President Obama will announce on Wednesday his much anticipated decision on drawing down troops in Afghanistan.
After the announcement Wednesday, the president will travel Thursday to Fort Drum, N.Y., home of the 10th Mountain Division, one of the first to deploy to Afghanistan. President Bush visited there less than a year after the war started.
Military sources tell ABC News' Martha Raddatz they hope the initial drawdown number is small, but that they do not know what the president's decision is yet.
Soon-to-be-retired Secretary of Defense Robert Gates, on his final tour of Afghanistan earlier this month, warned that it would be "premature" to make any significant changes to the military campaign in Afghanistan before the end of the year or until the United States can say that "we've turned the corner here in Afghanistan."
The White House, on the other hand, continues to argue that the cuts in the numbers of U.S. troops in Afghanistan will be "real."
Even if the Pentagon and White House agree on the number, Gates' public dissent makes it difficult for the president to sell that number to his supporters, who are getting increasingly agitated over the growing cost of the war.

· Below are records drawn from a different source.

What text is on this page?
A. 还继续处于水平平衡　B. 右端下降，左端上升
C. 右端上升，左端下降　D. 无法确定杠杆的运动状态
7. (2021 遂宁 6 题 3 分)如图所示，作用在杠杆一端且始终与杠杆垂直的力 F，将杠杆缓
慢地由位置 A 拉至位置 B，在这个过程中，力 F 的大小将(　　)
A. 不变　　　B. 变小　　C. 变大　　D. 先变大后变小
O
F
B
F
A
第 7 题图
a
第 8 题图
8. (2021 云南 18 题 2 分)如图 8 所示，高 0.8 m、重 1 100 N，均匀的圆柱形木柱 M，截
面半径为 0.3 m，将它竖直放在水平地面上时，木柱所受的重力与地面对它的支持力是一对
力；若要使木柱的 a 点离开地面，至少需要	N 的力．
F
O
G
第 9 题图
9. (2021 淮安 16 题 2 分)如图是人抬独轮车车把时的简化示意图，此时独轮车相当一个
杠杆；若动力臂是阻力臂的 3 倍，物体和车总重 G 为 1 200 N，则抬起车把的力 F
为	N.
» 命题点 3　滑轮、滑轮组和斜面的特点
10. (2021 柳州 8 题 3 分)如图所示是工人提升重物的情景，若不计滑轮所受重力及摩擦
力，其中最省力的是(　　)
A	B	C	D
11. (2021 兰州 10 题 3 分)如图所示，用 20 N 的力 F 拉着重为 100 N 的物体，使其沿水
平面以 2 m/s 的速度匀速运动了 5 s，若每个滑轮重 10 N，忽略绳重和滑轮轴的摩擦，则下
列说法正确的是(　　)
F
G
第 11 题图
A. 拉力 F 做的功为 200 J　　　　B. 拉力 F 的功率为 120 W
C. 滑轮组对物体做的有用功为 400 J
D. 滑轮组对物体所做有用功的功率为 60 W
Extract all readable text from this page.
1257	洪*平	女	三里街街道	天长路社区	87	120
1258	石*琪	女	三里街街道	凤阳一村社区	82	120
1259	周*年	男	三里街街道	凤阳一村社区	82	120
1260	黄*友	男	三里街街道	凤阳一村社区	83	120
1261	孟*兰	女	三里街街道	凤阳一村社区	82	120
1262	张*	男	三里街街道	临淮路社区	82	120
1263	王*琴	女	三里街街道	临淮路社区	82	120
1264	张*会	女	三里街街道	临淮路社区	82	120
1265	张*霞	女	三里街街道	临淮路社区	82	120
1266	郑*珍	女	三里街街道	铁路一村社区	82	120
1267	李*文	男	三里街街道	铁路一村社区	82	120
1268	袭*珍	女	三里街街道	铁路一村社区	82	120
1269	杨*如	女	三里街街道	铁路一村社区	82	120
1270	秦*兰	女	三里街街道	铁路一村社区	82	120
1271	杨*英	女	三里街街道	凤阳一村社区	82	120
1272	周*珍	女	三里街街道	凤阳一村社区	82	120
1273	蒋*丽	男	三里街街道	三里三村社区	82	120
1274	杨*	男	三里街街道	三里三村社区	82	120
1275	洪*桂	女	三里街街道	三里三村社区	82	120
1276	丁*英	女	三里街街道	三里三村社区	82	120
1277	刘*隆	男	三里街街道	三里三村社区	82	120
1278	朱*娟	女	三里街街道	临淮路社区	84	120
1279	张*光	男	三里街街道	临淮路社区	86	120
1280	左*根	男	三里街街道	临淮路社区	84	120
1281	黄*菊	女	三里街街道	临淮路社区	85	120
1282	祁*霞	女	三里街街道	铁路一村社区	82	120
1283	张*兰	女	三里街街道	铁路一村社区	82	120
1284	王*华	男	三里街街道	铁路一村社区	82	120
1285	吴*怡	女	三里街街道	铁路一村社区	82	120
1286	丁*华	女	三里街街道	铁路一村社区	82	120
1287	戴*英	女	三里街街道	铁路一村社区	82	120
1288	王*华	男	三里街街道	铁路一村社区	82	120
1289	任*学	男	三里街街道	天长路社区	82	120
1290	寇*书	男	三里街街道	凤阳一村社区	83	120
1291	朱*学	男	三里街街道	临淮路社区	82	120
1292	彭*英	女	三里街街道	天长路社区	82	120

Some reports have suggested that 5,000 combat troops may be brought home in July, with roughly an additional 5,000 by the end of the year -- but no confirmed numbers have been released.
There are currently about 100,000 troops in Afghanistan, so the withdrawal could be less than 10 percent, a number that is already riling up Obama's liberal base.
Democratic Sen. Carl Levin, head of the Senate Armed Services Committee, has said he wants to see 15,000 U.S. troops out by December, and other Democrats have also said they want to see a significant withdrawal.
"I think Democrats want to see and what I think the American people want to see is a shift from the U.S. playing the dominating role in Afghanistan to a significant and early transfer of responsibility to the Afghan people and certainly I think the end of the year, a significant, substantial draw down would accommodate that objective," House Minority Whip Steny Hoyer told ABC's Top Line.
This is not the first time in recent years the White House is finding itself at odds with the Pentagon over the number of troops in Afghanistan. In 2009, Gen. Stanley McChrystal's recommendation for a troop surge received a cool reception in Washington, even though the president eventually approved it, at a cost of $36 billion.
What's different now is the lack of public support for the longest war in U.S. history.
A record two-thirds -- or 64 percent -- of Americans say the war in Afghanistan is no longer worth fighting, a steep rise from 44 percent in late 2009, according to an ABC News/Washington Post poll published in March.
Nearly 80 percent of independents said Obama should withdraw a "substantial number" of troops from Afghanistan this summer and barely more than a quarter felt the war is worth its costs.
What the president may have working in his favor is that the war falls well below the economy and employment on Americans' agenda, which could make it easy for him to sell the drawdown numbers, even if his liberal base is unhappy with them.